Tuesday, June 23, 2009

'Hey, um, so, I made you a mix tape...'

So the faithful Subaru is off at the panel-beaters' for a few weeks getting repaired from teen driver trauma, but they were kind enough to give us a loaner vehicle to use in the meantime. I ain't car-picky, so as long as it gets us around, fine, but I was a bit aback to realize it lacked a CD player. I do need my music to drive; without the sounds of Bowie and Neil and Wilco and the like I cannot navigate, it's a proven fact. But the loaner does have a tape deck, so I reeled into the way-back machine and dug my box of cassettes out of the garage to hold me over. Took me a while to remember the whole rewinding-fast forwarding business, but it all came back.

PhotobucketStrange, to go back to a medium that was once so ubiquitous, but has been gone a good 10-12 years now. I grew up on cassettes, rather than vinyl; clunky and awkward and prone to breakage a medium as tapes were, they were the first sound to me. What I have left of my tape collection now as the clock nears the year of 2010 isn't much, about 30 "mix tapes" and a dozen or so bizarre comedy tapes friends and I made as teenagers. The mix tapes haven't been played in several years now, but through the 1990s the mix tape was where it was at, brothers and sisters. I'm in weird time warp as I drive around a country I never imagined I'd be living in when I made most of these tapes, listening to the music I loved in '92 and '95 and so forth.

I doled out many a mix tape to girls and women I adored, like any sensitive '80s/'90s lad.
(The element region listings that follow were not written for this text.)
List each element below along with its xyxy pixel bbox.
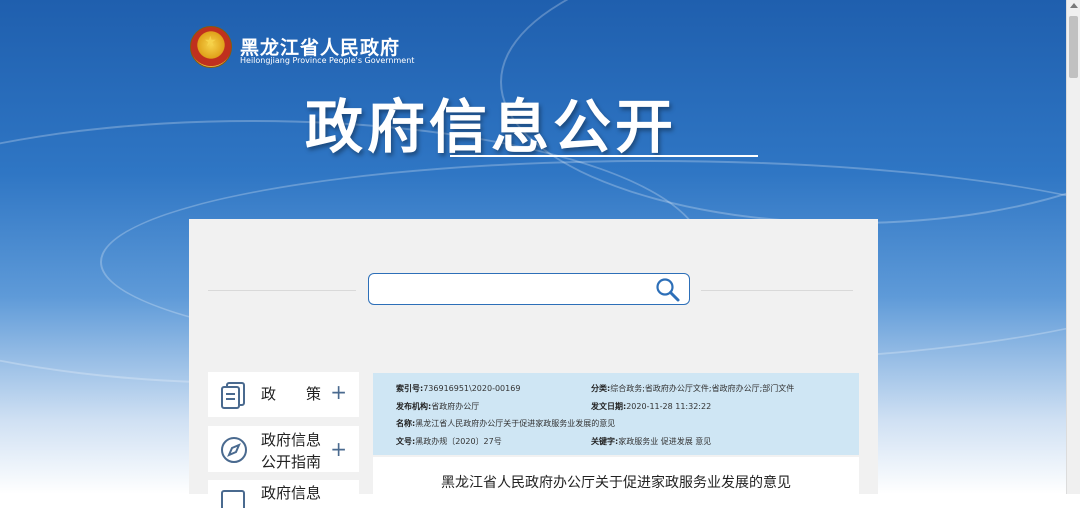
nav-item-guide[interactable]: 政府信息 公开指南 +: [208, 426, 359, 472]
nav-item-label: 政 策: [261, 385, 322, 403]
document-title: 黑龙江省人民政府办公厅关于促进家政服务业发展的意见: [441, 475, 791, 491]
index-number: 索引号:736916951\2020-00169: [396, 384, 521, 393]
expand-plus-icon[interactable]: +: [330, 380, 347, 404]
issue-date: 发文日期:2020-11-28 11:32:22: [591, 402, 712, 411]
site-name-english: Heilongjiang Province People's Governmen…: [240, 56, 415, 65]
divider-right: [701, 290, 853, 291]
divider-left: [208, 290, 356, 291]
keywords: 关键字:家政服务业 促进发展 意见: [591, 437, 712, 446]
search-input[interactable]: [377, 278, 651, 302]
document-metadata: 索引号:736916951\2020-00169 分类:综合政务;省政府办公厅文…: [373, 373, 859, 455]
nav-item-policy[interactable]: 政 策 +: [208, 372, 359, 417]
main-panel: 政 策 + 政府信息 公开指南 + 政府信息 索引号:736916951\202…: [189, 219, 878, 510]
page-title: 政府信息公开: [305, 93, 678, 161]
nav-item-label: 政府信息: [261, 484, 322, 502]
nav-item-label: 政府信息 公开指南: [261, 431, 322, 471]
nav-item-info[interactable]: 政府信息: [208, 480, 359, 510]
compass-icon: [221, 437, 247, 463]
document-body: 黑龙江省人民政府办公厅关于促进家政服务业发展的意见: [373, 457, 859, 494]
category: 分类:综合政务;省政府办公厅文件;省政府办公厅;部门文件: [591, 384, 795, 393]
document-stack-icon: [221, 382, 245, 409]
search-icon[interactable]: [655, 277, 681, 303]
vertical-scrollbar[interactable]: [1066, 0, 1080, 494]
document-name: 名称:黑龙江省人民政府办公厅关于促进家政服务业发展的意见: [396, 419, 616, 428]
search-box: [368, 273, 690, 305]
document-number: 文号:黑政办规〔2020〕27号: [396, 437, 502, 446]
scrollbar-thumb[interactable]: [1069, 16, 1078, 78]
list-icon: [221, 490, 245, 508]
publisher: 发布机构:省政府办公厅: [396, 402, 480, 411]
expand-plus-icon[interactable]: +: [330, 437, 347, 461]
national-emblem-logo[interactable]: ★: [190, 26, 232, 68]
scroll-up-arrow-icon[interactable]: [1070, 3, 1078, 8]
title-underline: [450, 155, 758, 157]
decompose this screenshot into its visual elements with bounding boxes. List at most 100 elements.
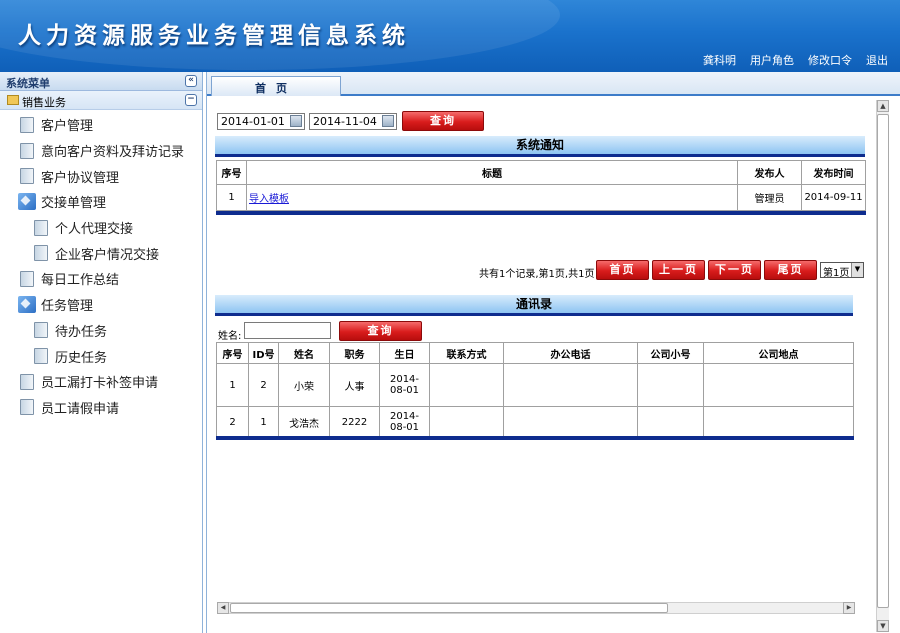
start-date-field[interactable]: 2014-01-01 xyxy=(217,113,305,130)
document-icon xyxy=(20,270,34,287)
chevron-down-icon[interactable]: ▼ xyxy=(851,263,863,277)
document-icon xyxy=(34,219,48,236)
app-title: 人力资源服务业务管理信息系统 xyxy=(18,23,410,49)
sidebar-item-personal-agent-handover[interactable]: 个人代理交接 xyxy=(0,215,202,241)
end-date-value: 2014-11-04 xyxy=(313,115,377,128)
column-header: 公司小号 xyxy=(637,342,704,364)
sidebar-item-daily-summary[interactable]: 每日工作总结 xyxy=(0,266,202,292)
horizontal-scrollbar[interactable]: ◀ ▶ xyxy=(217,602,855,614)
column-header: 联系方式 xyxy=(429,342,504,364)
end-date-field[interactable]: 2014-11-04 xyxy=(309,113,397,130)
first-page-button[interactable]: 首页 xyxy=(596,260,649,280)
page-select-value: 第1页 xyxy=(823,268,850,279)
sidebar-item-customer-management[interactable]: 客户管理 xyxy=(0,112,202,138)
contact-id: 2 xyxy=(248,363,279,407)
notice-publisher: 管理员 xyxy=(737,184,802,211)
sidebar-item-label: 企业客户情况交接 xyxy=(55,247,160,263)
calendar-icon[interactable] xyxy=(290,115,302,127)
notice-query-button[interactable]: 查询 xyxy=(402,111,484,131)
column-header: 职务 xyxy=(329,342,380,364)
sidebar-item-handover-management[interactable]: 交接单管理 xyxy=(0,189,202,215)
sidebar-item-pending-tasks[interactable]: 待办任务 xyxy=(0,318,202,344)
contacts-header-row: 序号 ID号 姓名 职务 生日 联系方式 办公电话 公司小号 公司地点 xyxy=(216,342,854,364)
sidebar-item-label: 任务管理 xyxy=(41,299,94,315)
contact-method xyxy=(429,406,504,438)
scrollbar-thumb[interactable] xyxy=(877,114,889,608)
name-search-input[interactable] xyxy=(244,322,331,339)
app-header: 人力资源服务业务管理信息系统 龚科明 用户角色 修改口令 退出 xyxy=(0,0,900,72)
contacts-query-button[interactable]: 查询 xyxy=(339,321,422,341)
calendar-icon[interactable] xyxy=(382,115,394,127)
tab-bar: 首页 xyxy=(207,72,900,96)
folder-icon xyxy=(18,296,36,314)
document-icon xyxy=(20,373,34,390)
user-links: 龚科明 用户角色 修改口令 退出 xyxy=(703,52,888,68)
sidebar-item-missed-punch-request[interactable]: 员工漏打卡补签申请 xyxy=(0,369,202,395)
sidebar-item-label: 交接单管理 xyxy=(41,196,107,212)
table-row: 1 导入模板 管理员 2014-09-11 xyxy=(216,184,866,211)
sidebar-item-enterprise-handover[interactable]: 企业客户情况交接 xyxy=(0,240,202,266)
sidebar-title-label: 系统菜单 xyxy=(6,77,50,90)
scroll-right-icon[interactable]: ▶ xyxy=(843,602,855,614)
sidebar-item-label: 历史任务 xyxy=(55,350,108,366)
prev-page-button[interactable]: 上一页 xyxy=(652,260,705,280)
notice-title-link[interactable]: 导入模板 xyxy=(249,194,289,205)
scrollbar-thumb[interactable] xyxy=(230,603,668,613)
column-header: 办公电话 xyxy=(503,342,638,364)
tab-home[interactable]: 首页 xyxy=(211,76,341,96)
current-user-link[interactable]: 龚科明 xyxy=(703,52,736,68)
sidebar-item-label: 员工请假申请 xyxy=(41,401,120,417)
sidebar-item-label: 员工漏打卡补签申请 xyxy=(41,376,159,392)
scroll-down-icon[interactable]: ▼ xyxy=(877,620,889,632)
contact-name: 戈浩杰 xyxy=(278,406,330,438)
notice-panel-bottom-bar xyxy=(216,211,866,215)
sidebar-title: 系统菜单 « xyxy=(0,72,202,91)
column-header: 生日 xyxy=(379,342,430,364)
contact-position: 人事 xyxy=(329,363,380,407)
last-page-button[interactable]: 尾页 xyxy=(764,260,817,280)
sidebar-item-task-management[interactable]: 任务管理 xyxy=(0,292,202,318)
sidebar-item-history-tasks[interactable]: 历史任务 xyxy=(0,343,202,369)
sidebar-item-leave-request[interactable]: 员工请假申请 xyxy=(0,395,202,421)
folder-icon xyxy=(18,193,36,211)
document-icon xyxy=(34,322,48,339)
notice-panel-title: 系统通知 xyxy=(215,136,865,157)
next-page-button[interactable]: 下一页 xyxy=(708,260,761,280)
notice-table: 序号 标题 发布人 发布时间 1 导入模板 管理员 2014-09-11 xyxy=(216,160,866,211)
column-header: 发布人 xyxy=(737,160,802,185)
sidebar-item-label: 意向客户资料及拜访记录 xyxy=(41,145,185,161)
contact-birthday: 2014-08-01 xyxy=(379,363,430,407)
notice-header-row: 序号 标题 发布人 发布时间 xyxy=(216,160,866,185)
contact-company-short xyxy=(637,363,704,407)
column-header: 发布时间 xyxy=(801,160,866,185)
contacts-panel-bottom-bar xyxy=(216,436,854,440)
contact-office-phone xyxy=(503,363,638,407)
page-select[interactable]: 第1页 ▼ xyxy=(820,262,864,279)
sidebar-item-label: 每日工作总结 xyxy=(41,273,120,289)
sidebar-item-prospect-visits[interactable]: 意向客户资料及拜访记录 xyxy=(0,138,202,164)
name-label: 姓名: xyxy=(218,331,242,342)
main-content: 首页 ▲ ▼ 2014-01-01 2014-11-04 查询 系统通知 序号 … xyxy=(206,72,900,633)
sidebar-item-label: 客户协议管理 xyxy=(41,170,120,186)
contacts-panel-title: 通讯录 xyxy=(215,295,853,316)
scroll-left-icon[interactable]: ◀ xyxy=(217,602,229,614)
collapse-section-icon[interactable]: − xyxy=(185,94,197,106)
document-icon xyxy=(20,116,34,133)
contact-birthday: 2014-08-01 xyxy=(379,406,430,438)
vertical-scrollbar[interactable]: ▲ ▼ xyxy=(876,100,889,632)
logout-link[interactable]: 退出 xyxy=(866,52,888,68)
contact-office-phone xyxy=(503,406,638,438)
folder-open-icon xyxy=(7,95,19,105)
sidebar-section-sales[interactable]: 销售业务 − xyxy=(0,91,202,110)
user-role-link[interactable]: 用户角色 xyxy=(750,52,794,68)
sidebar-section-label: 销售业务 xyxy=(22,96,66,109)
column-header: ID号 xyxy=(248,342,279,364)
contact-company-location xyxy=(703,406,854,438)
collapse-sidebar-icon[interactable]: « xyxy=(185,75,197,87)
change-password-link[interactable]: 修改口令 xyxy=(808,52,852,68)
contact-method xyxy=(429,363,504,407)
sidebar-item-customer-agreements[interactable]: 客户协议管理 xyxy=(0,163,202,189)
contact-company-short xyxy=(637,406,704,438)
scroll-up-icon[interactable]: ▲ xyxy=(877,100,889,112)
column-header: 序号 xyxy=(216,160,247,185)
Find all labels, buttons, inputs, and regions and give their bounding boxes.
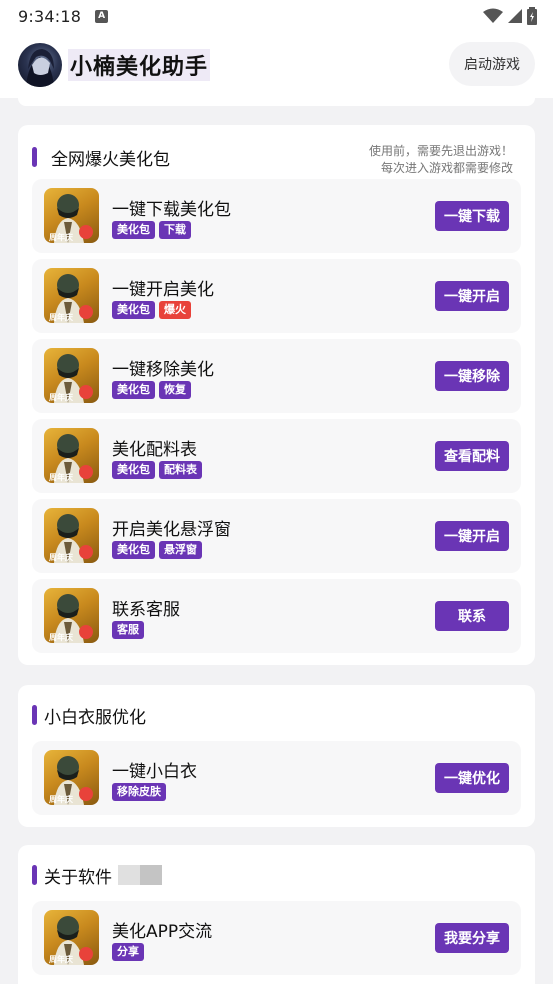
battery-icon (527, 7, 537, 25)
section-accent-bar (32, 147, 37, 167)
clock: 9:34:18 (18, 6, 82, 26)
tag-list: 美化包 悬浮窗 (112, 541, 202, 559)
section-white-clothes: 小白衣服优化 周年庆 一键小白衣 移除皮肤 一键优化 (18, 685, 535, 827)
list-item: 周年庆 一键移除美化 美化包 恢复 一键移除 (32, 339, 521, 413)
game-icon: 周年庆 (44, 428, 99, 483)
notice-line: 每次进入游戏都需要修改 (380, 161, 513, 175)
icon-caption: 周年庆 (49, 472, 73, 482)
tag-badge: 配料表 (159, 461, 202, 479)
item-title: 美化配料表 (112, 440, 197, 460)
section-header: 小白衣服优化 (32, 695, 521, 735)
item-title: 一键下载美化包 (112, 200, 231, 220)
usage-notice: 使用前，需要先退出游戏！ 每次进入游戏都需要修改 (369, 143, 513, 177)
action-button[interactable]: 一键优化 (435, 763, 509, 793)
icon-caption: 周年庆 (49, 392, 73, 402)
tag-badge: 悬浮窗 (159, 541, 202, 559)
list-item: 周年庆 一键开启美化 美化包 爆火 一键开启 (32, 259, 521, 333)
tag-badge: 美化包 (112, 541, 155, 559)
avatar[interactable] (18, 43, 62, 87)
game-icon: 周年庆 (44, 268, 99, 323)
game-icon: 周年庆 (44, 750, 99, 805)
item-title: 开启美化悬浮窗 (112, 520, 231, 540)
item-title: 一键小白衣 (112, 762, 197, 782)
section-about: 关于软件 周年庆 美化APP交流 分享 我要分享 (18, 845, 535, 984)
wifi-icon (483, 8, 503, 23)
action-button[interactable]: 查看配料 (435, 441, 509, 471)
action-button[interactable]: 一键移除 (435, 361, 509, 391)
section-accent-bar (32, 705, 37, 725)
section-header: 关于软件 (32, 855, 521, 895)
section-header: 全网爆火美化包 使用前，需要先退出游戏！ 每次进入游戏都需要修改 (32, 137, 521, 177)
item-title: 一键开启美化 (112, 280, 214, 300)
item-title: 联系客服 (112, 600, 180, 620)
page-title: 小楠美化助手 (68, 49, 211, 81)
tag-badge: 美化包 (112, 301, 155, 319)
tag-badge: 美化包 (112, 461, 155, 479)
tag-list: 美化包 下载 (112, 221, 191, 239)
tag-badge: 移除皮肤 (112, 783, 166, 801)
game-icon: 周年庆 (44, 508, 99, 563)
tag-list: 移除皮肤 (112, 783, 166, 801)
action-button[interactable]: 一键开启 (435, 281, 509, 311)
tag-badge: 下载 (159, 221, 191, 239)
icon-caption: 周年庆 (49, 232, 73, 242)
section-title: 小白衣服优化 (44, 707, 146, 728)
game-icon: 周年庆 (44, 188, 99, 243)
tag-badge: 分享 (112, 943, 144, 961)
signal-icon (508, 9, 522, 23)
header-strip (18, 98, 535, 106)
redacted-block (118, 865, 162, 885)
launch-game-button[interactable]: 启动游戏 (449, 42, 535, 86)
tag-badge: 恢复 (159, 381, 191, 399)
icon-caption: 周年庆 (49, 794, 73, 804)
item-title: 一键移除美化 (112, 360, 214, 380)
tag-badge: 客服 (112, 621, 144, 639)
tag-badge: 美化包 (112, 221, 155, 239)
tag-badge: 美化包 (112, 381, 155, 399)
icon-caption: 周年庆 (49, 552, 73, 562)
action-button[interactable]: 一键开启 (435, 521, 509, 551)
section-beautify-packs: 全网爆火美化包 使用前，需要先退出游戏！ 每次进入游戏都需要修改 周年庆 一键下载… (18, 125, 535, 665)
list-item: 周年庆 联系客服 客服 联系 (32, 579, 521, 653)
tag-list: 客服 (112, 621, 144, 639)
notice-line: 使用前，需要先退出游戏！ (368, 144, 513, 158)
section-title: 全网爆火美化包 (51, 149, 170, 170)
list-item: 周年庆 美化APP交流 分享 我要分享 (32, 901, 521, 975)
action-button[interactable]: 联系 (435, 601, 509, 631)
a-notification-icon: A (95, 9, 109, 23)
action-button[interactable]: 我要分享 (435, 923, 509, 953)
tag-list: 美化包 爆火 (112, 301, 191, 319)
icon-caption: 周年庆 (49, 954, 73, 964)
tag-list: 分享 (112, 943, 144, 961)
tag-list: 美化包 配料表 (112, 461, 202, 479)
list-item: 周年庆 一键下载美化包 美化包 下载 一键下载 (32, 179, 521, 253)
tag-list: 美化包 恢复 (112, 381, 191, 399)
status-bar: 9:34:18 A (0, 0, 553, 32)
list-item: 周年庆 开启美化悬浮窗 美化包 悬浮窗 一键开启 (32, 499, 521, 573)
game-icon: 周年庆 (44, 588, 99, 643)
system-icons (483, 7, 537, 25)
tag-badge: 爆火 (159, 301, 191, 319)
list-item: 周年庆 美化配料表 美化包 配料表 查看配料 (32, 419, 521, 493)
section-title: 关于软件 (44, 867, 112, 888)
icon-caption: 周年庆 (49, 312, 73, 322)
app-header: 小楠美化助手 启动游戏 (0, 32, 553, 98)
section-accent-bar (32, 865, 37, 885)
item-title: 美化APP交流 (112, 922, 213, 942)
action-button[interactable]: 一键下载 (435, 201, 509, 231)
icon-caption: 周年庆 (49, 632, 73, 642)
game-icon: 周年庆 (44, 348, 99, 403)
list-item: 周年庆 一键小白衣 移除皮肤 一键优化 (32, 741, 521, 815)
game-icon: 周年庆 (44, 910, 99, 965)
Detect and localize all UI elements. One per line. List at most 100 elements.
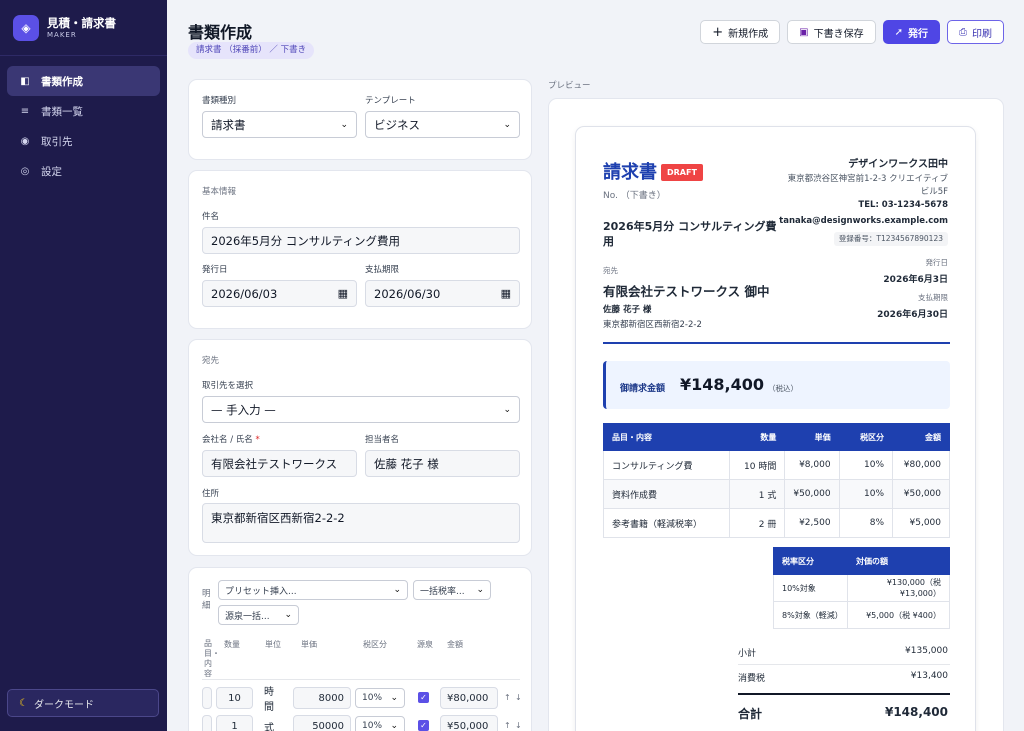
table-row: 資料作成費 1 式 ¥50,000 10% ¥50,000 — [602, 479, 950, 509]
tax-value: ¥5,000（税 ¥400） — [847, 601, 950, 629]
item-name-input[interactable] — [202, 715, 212, 731]
due-date-input[interactable]: 2026/06/30 ▦ — [365, 280, 520, 307]
preset-select[interactable]: プリセット挿入... ⌄ — [218, 580, 408, 600]
bulk-withholding-placeholder: 源泉一括... — [225, 611, 270, 622]
table-header-qty: 数量 — [729, 423, 786, 451]
client-select-value: — 手入力 — — [211, 402, 276, 417]
items-table: 品目・内容 数量 単価 税区分 金額 コンサルティング費 10 時間 ¥8,00… — [602, 423, 950, 538]
recipient-contact: 佐藤 花子 様 — [603, 305, 652, 315]
column-header-item: 品目・内容 — [204, 639, 220, 678]
item-tax: 10% — [838, 450, 894, 480]
issuer-address-1: 東京都渋谷区神宮前1-2-3 クリエイティブ — [787, 174, 948, 184]
preview-label: プレビュー — [548, 81, 591, 91]
move-up-icon[interactable]: ↑ — [504, 693, 511, 702]
sidebar-item-clients[interactable]: ◉ 取引先 — [7, 126, 160, 156]
move-down-icon[interactable]: ↓ — [515, 721, 522, 730]
template-select[interactable]: ビジネス ⌄ — [365, 111, 520, 138]
table-row: 10%対象 ¥130,000（税 ¥13,000） — [773, 574, 950, 602]
tax-value: 10% — [362, 721, 383, 731]
subtotal-value: ¥135,000 — [905, 646, 948, 656]
app-logo-icon: ◈ — [13, 15, 39, 41]
bulk-tax-select[interactable]: 一括税率... ⌄ — [413, 580, 491, 600]
total-box: 御請求金額 ¥148,400 （税込） — [603, 361, 950, 409]
total-label: 御請求金額 — [620, 384, 666, 394]
company-input[interactable]: 有限会社テストワークス — [202, 450, 357, 477]
withholding-checkbox[interactable]: ✓ — [418, 692, 429, 703]
grand-total-value: ¥148,400 — [884, 705, 948, 719]
template-value: ビジネス — [374, 117, 420, 132]
sidebar-item-list[interactable]: ≡ 書類一覧 — [7, 96, 160, 126]
tax-select[interactable]: 10% ⌄ — [355, 688, 405, 708]
calendar-icon[interactable]: ▦ — [501, 287, 511, 300]
header-rule — [603, 342, 950, 344]
client-select-label: 取引先を選択 — [202, 381, 254, 391]
item-amount: ¥50,000 — [892, 479, 950, 509]
line-items-card: 明細 プリセット挿入... ⌄ 一括税率... ⌄ 源泉一括... ⌄ 品目・内容 数… — [188, 567, 532, 731]
doc-type-value: 請求書 — [211, 117, 246, 132]
print-button[interactable]: ⎙ 印刷 — [947, 20, 1004, 44]
bulk-tax-placeholder: 一括税率... — [420, 586, 465, 597]
tax-header-value: 対価の額 — [847, 547, 950, 575]
issue-date: 2026年6月3日 — [883, 275, 948, 285]
move-down-icon[interactable]: ↓ — [515, 693, 522, 702]
unit-input[interactable]: 式 — [257, 715, 289, 731]
sidebar-item-settings[interactable]: ◎ 設定 — [7, 156, 160, 186]
subject-input[interactable]: 2026年5月分 コンサルティング費用 — [202, 227, 520, 254]
issue-label: 発行 — [908, 28, 928, 40]
doc-title: 請求書 — [603, 162, 657, 183]
chevron-down-icon: ⌄ — [340, 119, 348, 130]
move-up-icon[interactable]: ↑ — [504, 721, 511, 730]
issuer-email: tanaka@designworks.example.com — [779, 216, 948, 226]
table-row: 参考書籍（軽減税率） 2 冊 ¥2,500 8% ¥5,000 — [602, 508, 950, 538]
tax-select[interactable]: 10% ⌄ — [355, 716, 405, 731]
item-name-input[interactable] — [202, 687, 212, 709]
issuer-address-2: ビル5F — [920, 187, 948, 197]
client-select[interactable]: — 手入力 — ⌄ — [202, 396, 520, 423]
save-draft-label: 下書き保存 — [813, 28, 864, 40]
qty-input[interactable]: 10 — [216, 687, 253, 709]
issuer-tel: TEL: 03-1234-5678 — [858, 200, 948, 210]
rocket-icon: ➚ — [894, 26, 903, 38]
doc-type-select[interactable]: 請求書 ⌄ — [202, 111, 357, 138]
recipient-label: 宛先 — [603, 266, 618, 275]
template-label: テンプレート — [365, 96, 416, 106]
draft-badge: DRAFT — [661, 164, 703, 181]
issue-date-value: 2026/06/03 — [211, 286, 278, 301]
address-textarea[interactable]: 東京都新宿区西新宿2-2-2 — [202, 503, 520, 543]
issue-date-label: 発行日 — [202, 265, 228, 275]
contact-input[interactable]: 佐藤 花子 様 — [365, 450, 520, 477]
destination-heading: 宛先 — [202, 356, 220, 366]
sidebar-nav: ◧ 書類作成 ≡ 書類一覧 ◉ 取引先 ◎ 設定 — [0, 56, 167, 196]
tax-category: 8%対象（軽減） — [773, 601, 848, 629]
sidebar-item-label: 取引先 — [41, 135, 73, 148]
subtotal-label: 小計 — [738, 649, 757, 659]
issue-date-input[interactable]: 2026/06/03 ▦ — [202, 280, 357, 307]
recipient-address: 東京都新宿区西新宿2-2-2 — [603, 320, 702, 330]
bulk-withholding-select[interactable]: 源泉一括... ⌄ — [218, 605, 299, 625]
calendar-icon[interactable]: ▦ — [338, 287, 348, 300]
sidebar-item-label: 書類作成 — [41, 75, 83, 88]
item-amount: ¥80,000 — [892, 450, 950, 480]
tax-label: 消費税 — [738, 674, 766, 684]
table-row: コンサルティング費 10 時間 ¥8,000 10% ¥80,000 — [602, 450, 950, 480]
save-draft-button[interactable]: ▣ 下書き保存 — [787, 20, 876, 44]
column-header-price: 単価 — [301, 640, 317, 649]
totals-divider — [738, 664, 950, 665]
unit-input[interactable]: 時間 — [257, 687, 289, 713]
item-qty: 2 冊 — [729, 508, 786, 538]
withholding-checkbox[interactable]: ✓ — [418, 720, 429, 731]
address-label: 住所 — [202, 489, 220, 499]
price-input[interactable]: 8000 — [293, 687, 351, 709]
qty-input[interactable]: 1 — [216, 715, 253, 731]
sidebar-item-create[interactable]: ◧ 書類作成 — [7, 66, 160, 96]
issue-button[interactable]: ➚ 発行 — [882, 20, 940, 44]
new-document-button[interactable]: + 新規作成 — [700, 20, 781, 44]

Most disappeared into the void of vanished hopes, although heck, I've still got quite a few tapes I made for my darling wife, shipped all the way from Mississippi to New Zealand back in the day. I'm glad now of the ones I remembered to keep copies of. Mix tapes were great because you turned them into found art, customizing the labels and carefully parsing the song mix for the proper effect (should I segue from Peter Gabriel into Concrete Blonde or the other way around?).

PhotobucketRevisited today from the perspective of a *cough cough* nearly-40 something dad, it's weird to hear these little time capsules of my musical taste. In the 1990s I was heavy into Nirvana, Pearl Jam, Everclear, Sebadoh, Jane's Addiction and the like. Certain songs tended to pop up a lot on different tapes; you can use Elvis Presley's "Hurt" for anything, darn it! But there's also at least one tape with an embarrassing amount of Phil Collins-era Genesis. One of my prized tapes is from a long-since vanished high school love, who gave me a mix of Crowded House and Roy Orbison songs that still kind of tingle with an strange and nostalgic energy. The girl is gone, and where I'm at is great, but it's fine to have a little piece of gone history to listen to now and then. I even made a few mix tapes for my male friends, which might indeed have taken the concept of "bromance" a hair too far, now that I think about it.

You can make mix CDs now with the click of a few buttons and I've done that, but the tape had a tactile, creative thrill that was its own, the pushing of stop and start recording buttons, the clipping out of collage art to make quirky covers. The car accident kind of sucked, but it's good to have a reason to dig my mix tapes out of oblivion for a spell.